Making commercial buildings more efficient

Saving energy in large buildings also is essential because they account for more than 40 percent of total energy consumption and 38 percent of total U.S. carbon emissions  (and as much as 75 percent in some cities).

If a new, proposed ordinance to require Chicago’s largest commercial and residential buildings to benchmark energy use and authorize the city to disclose their energy efficiency publicly becomes law, it will join New York, Minneapolis, Boston, San Francisco, Philadelphia, and Washington, D.C., in requiring large buildings to track and verify energy consumption and greenhouse gas emissions with a free web-based tool administered by the Environmental Protection Agency.

As owners, and the public, become more aware of each building’s energy intensity, it’s likely to encourage efficiency improvements, leading to utility savings and more job opportunities for energy service companies and contractors. 

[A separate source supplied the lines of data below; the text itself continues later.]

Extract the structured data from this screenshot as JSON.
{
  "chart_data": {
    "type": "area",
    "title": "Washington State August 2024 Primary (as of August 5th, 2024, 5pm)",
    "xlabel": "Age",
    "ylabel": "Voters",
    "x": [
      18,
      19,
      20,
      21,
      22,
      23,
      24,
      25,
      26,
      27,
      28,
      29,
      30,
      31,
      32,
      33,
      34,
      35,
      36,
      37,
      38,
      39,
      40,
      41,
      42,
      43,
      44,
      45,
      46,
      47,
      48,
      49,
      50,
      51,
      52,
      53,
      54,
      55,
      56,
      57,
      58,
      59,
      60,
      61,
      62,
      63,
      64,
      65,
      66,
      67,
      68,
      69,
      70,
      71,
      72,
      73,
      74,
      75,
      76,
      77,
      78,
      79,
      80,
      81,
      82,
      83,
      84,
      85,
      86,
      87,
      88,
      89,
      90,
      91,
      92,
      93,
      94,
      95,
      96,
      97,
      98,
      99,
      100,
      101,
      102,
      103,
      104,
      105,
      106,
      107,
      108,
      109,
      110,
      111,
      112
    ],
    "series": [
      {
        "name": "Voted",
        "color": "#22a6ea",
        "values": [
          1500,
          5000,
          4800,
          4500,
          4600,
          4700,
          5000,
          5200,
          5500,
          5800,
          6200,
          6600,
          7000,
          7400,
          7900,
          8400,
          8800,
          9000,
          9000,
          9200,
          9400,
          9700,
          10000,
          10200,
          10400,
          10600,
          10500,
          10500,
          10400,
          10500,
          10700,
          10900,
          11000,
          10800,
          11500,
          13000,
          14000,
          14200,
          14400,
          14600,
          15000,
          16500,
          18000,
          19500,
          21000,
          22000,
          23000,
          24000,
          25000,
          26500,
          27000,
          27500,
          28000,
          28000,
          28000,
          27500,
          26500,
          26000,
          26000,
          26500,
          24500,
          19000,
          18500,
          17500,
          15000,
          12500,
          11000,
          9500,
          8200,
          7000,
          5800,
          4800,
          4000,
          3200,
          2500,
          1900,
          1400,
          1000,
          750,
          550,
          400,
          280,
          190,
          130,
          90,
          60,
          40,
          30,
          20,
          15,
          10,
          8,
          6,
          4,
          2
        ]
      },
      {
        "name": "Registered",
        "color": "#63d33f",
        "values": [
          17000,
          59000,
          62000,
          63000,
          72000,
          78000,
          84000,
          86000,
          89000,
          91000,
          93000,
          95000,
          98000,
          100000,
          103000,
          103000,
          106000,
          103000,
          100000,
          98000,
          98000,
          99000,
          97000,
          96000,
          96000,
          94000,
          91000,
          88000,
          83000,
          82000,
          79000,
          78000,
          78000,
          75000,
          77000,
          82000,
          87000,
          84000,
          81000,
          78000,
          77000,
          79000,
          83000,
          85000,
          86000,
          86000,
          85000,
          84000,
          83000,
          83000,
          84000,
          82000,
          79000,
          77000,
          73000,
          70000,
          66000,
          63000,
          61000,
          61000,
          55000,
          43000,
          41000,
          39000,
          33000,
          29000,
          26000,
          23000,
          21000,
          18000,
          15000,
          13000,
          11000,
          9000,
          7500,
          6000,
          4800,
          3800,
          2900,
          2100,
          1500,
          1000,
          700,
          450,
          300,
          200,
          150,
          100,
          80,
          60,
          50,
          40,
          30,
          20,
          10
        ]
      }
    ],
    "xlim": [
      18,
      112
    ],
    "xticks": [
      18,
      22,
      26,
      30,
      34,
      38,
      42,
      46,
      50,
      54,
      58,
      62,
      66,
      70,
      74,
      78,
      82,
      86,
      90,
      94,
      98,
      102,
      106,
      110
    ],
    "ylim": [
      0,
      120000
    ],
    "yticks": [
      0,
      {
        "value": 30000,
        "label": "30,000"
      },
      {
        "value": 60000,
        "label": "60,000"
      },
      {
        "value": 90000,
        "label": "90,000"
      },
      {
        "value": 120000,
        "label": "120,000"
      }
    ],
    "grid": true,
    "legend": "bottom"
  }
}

More efficient buildings = lower rents

More efficient commercial buildings also can result in lower total effective rents because:

  • If the company owns the building (as many large and small businesses do), reducing utility expenses goes straight to the bottom line. 
  • If the company rents, and the landlord passes through utility expenses (as is common), cutting utility expenses is a direct savings.
  • If the company rents and the landlord pays the utility bills, the savings provide the landlord with the ability to lower rents in order to increase occupancy.

A variety of programs exist to support more efficient commercial buildings, such as the National Grid initiative aimed at small businesses and the financing program from the New York State Energy Research and Development Authority.  

Utilities do their part

From the utility’s viewpoint, every kilowatt hour saved from energy efficiency will cost at least one-third less than the price of acquiring any new electricity supply. Meanwhile, half of the U.S. states have adopted a utility rate structure for at least one investor-owned natural gas and/or electric utility that removes a disincentive for encouraging customers to use less energy, which can reduce energy sales. This is important because utilities spend $8 billion annually on programs to help customers use less energy and we need these initiatives to continue – and increase -- if we are to meet the president’s goal of slashing emissions by 3 billion metric tons through 2030.